Ein Parkhaus. (Symbolbild)
In einem Kasseler Parkhaus kommt es am Samstag zu einem Zwischenfall, der offenbar den Ukraine-Krieg zum Hintergrund hat. Jetzt ermittelt die Polizei. (Symbolbild) © Arne Dedert/dpa/Archi

Die bedrohten Personen riefen daraufhin die Polizei. Eine größere Fahndung nach dem flüchtigen Fahrzeug habe gegen 15.40 Uhr zur Festnahme von zwei Tatverdächtigen an einer Anschrift in Oberzwehren geführt, die mit dem gesuchten Pkw in Verbindung gebracht werden konnte. Die beiden 33 und 35 Jahre alten Männer aus Kassel mit deutscher und lettischer Staatsangehörigkeit, die offensichtlich alkoholisiert waren, hätten zwar eingeräumt, sich zur fraglichen Zeit in dem Parkhaus aufgehalten zu haben, die Bedrohung jedoch abgestritten.

Kassel: Maschinenpistolen-Nachbau gefunden

In dem Wagen, mit dem die beiden Tatverdächtigen unterwegs gewesen waren, hätten die Beamten eine Luftdruckwaffe gefunden, bei der es sich um den Nachbau einer Maschinenpistole MP40 handelt. Diese Waffe stellten die Polizisten sicher.

Zudem musste der 33-Jährige, bei dem es sich um den Fahrer des Autos gehandelt haben soll, die Kasseler Beamten wegen der mutmaßlichen Trunkenheitsfahrt zur Blutentnahme mit auf die Dienststelle begleiten.

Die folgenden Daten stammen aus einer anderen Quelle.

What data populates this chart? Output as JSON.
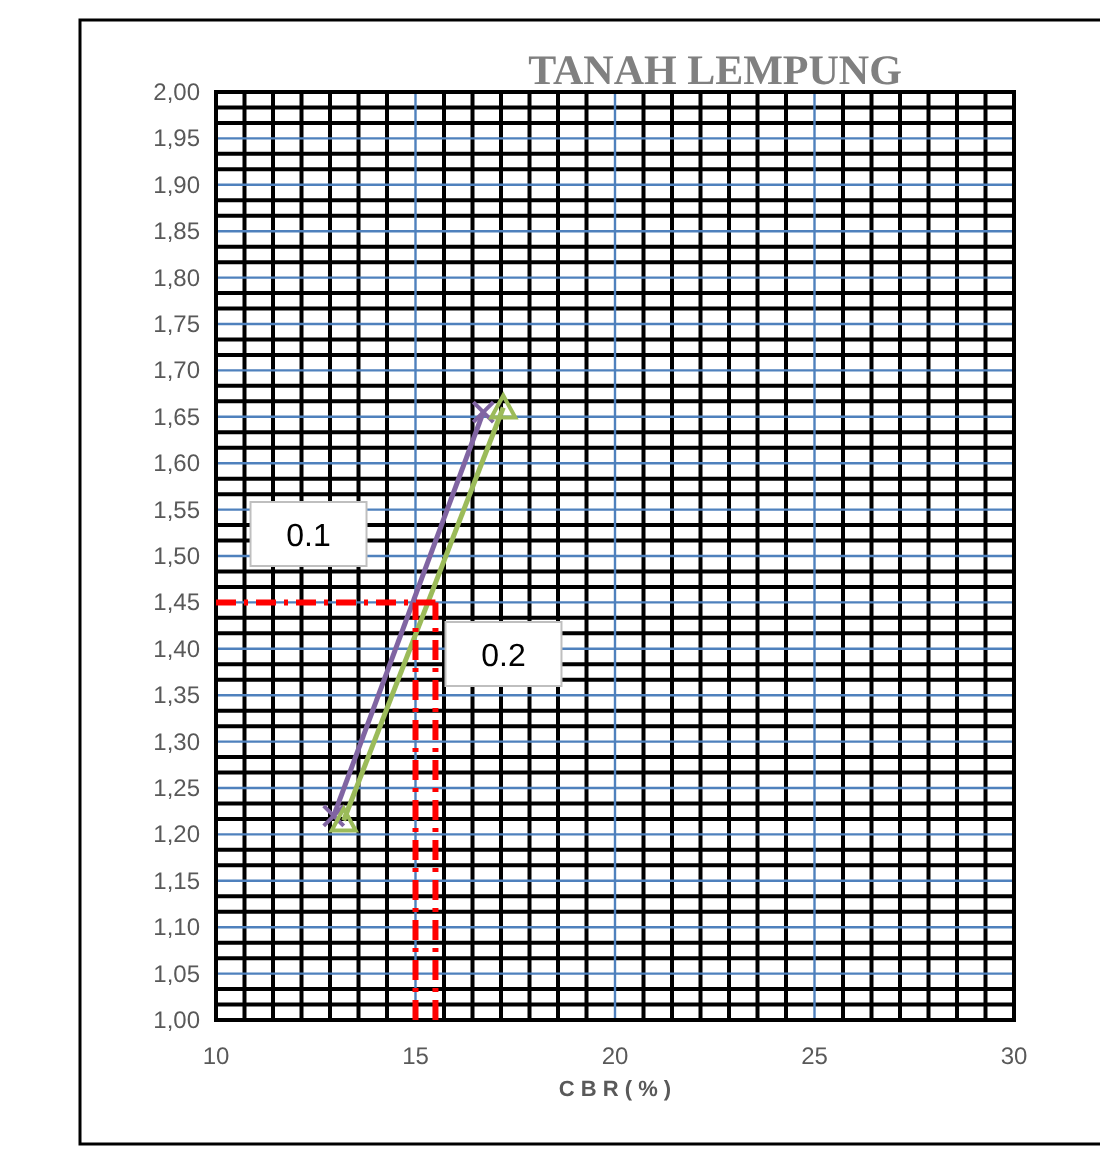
{
  "chart_data": {
    "type": "line",
    "title": "TANAH LEMPUNG",
    "xlabel": "C B R ( % )",
    "xlim": [
      10,
      30
    ],
    "xticks": [
      10,
      15,
      20,
      25,
      30
    ],
    "ylim": [
      1.0,
      2.0
    ],
    "yticks": [
      {
        "value": 1.0,
        "label": "1,00"
      },
      {
        "value": 1.05,
        "label": "1,05"
      },
      {
        "value": 1.1,
        "label": "1,10"
      },
      {
        "value": 1.15,
        "label": "1,15"
      },
      {
        "value": 1.2,
        "label": "1,20"
      },
      {
        "value": 1.25,
        "label": "1,25"
      },
      {
        "value": 1.3,
        "label": "1,30"
      },
      {
        "value": 1.35,
        "label": "1,35"
      },
      {
        "value": 1.4,
        "label": "1,40"
      },
      {
        "value": 1.45,
        "label": "1,45"
      },
      {
        "value": 1.5,
        "label": "1,50"
      },
      {
        "value": 1.55,
        "label": "1,55"
      },
      {
        "value": 1.6,
        "label": "1,60"
      },
      {
        "value": 1.65,
        "label": "1,65"
      },
      {
        "value": 1.7,
        "label": "1,70"
      },
      {
        "value": 1.75,
        "label": "1,75"
      },
      {
        "value": 1.8,
        "label": "1,80"
      },
      {
        "value": 1.85,
        "label": "1,85"
      },
      {
        "value": 1.9,
        "label": "1,90"
      },
      {
        "value": 1.95,
        "label": "1,95"
      },
      {
        "value": 2.0,
        "label": "2,00"
      }
    ],
    "grid": true,
    "series": [
      {
        "name": "0.1",
        "color": "#8064a2",
        "marker": "cross",
        "x": [
          12.95,
          16.7
        ],
        "values": [
          1.22,
          1.655
        ]
      },
      {
        "name": "0.2",
        "color": "#9bbb59",
        "marker": "triangle",
        "x": [
          13.2,
          17.2
        ],
        "values": [
          1.215,
          1.66
        ]
      }
    ],
    "ref_lines": [
      {
        "axis": "y",
        "value": 1.45,
        "color": "#ff0000",
        "line_style": "dashdot"
      },
      {
        "axis": "x",
        "value": 15,
        "color": "#ff0000",
        "line_style": "dashdot"
      },
      {
        "axis": "x",
        "value": 15.5,
        "color": "#ff0000",
        "line_style": "dashdot"
      }
    ]
  }
}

Gegen beide Männer wird nun wegen Bedrohung und Verstoßes gegen das Waffengesetz ermittelt. Der 33-Jährige muss sich zudem wegen Trunkenheitsfahrt verantworten. (use)

Es ist nicht das erste Mal, dass die Polizei in Kassel eine Straftat im Zusammenhang mit dem Krieg in der Ukraine registriert. Im Mai wurden beispielsweise Autos mit einem pro-russischen Propaganda-Symbol beschmiert.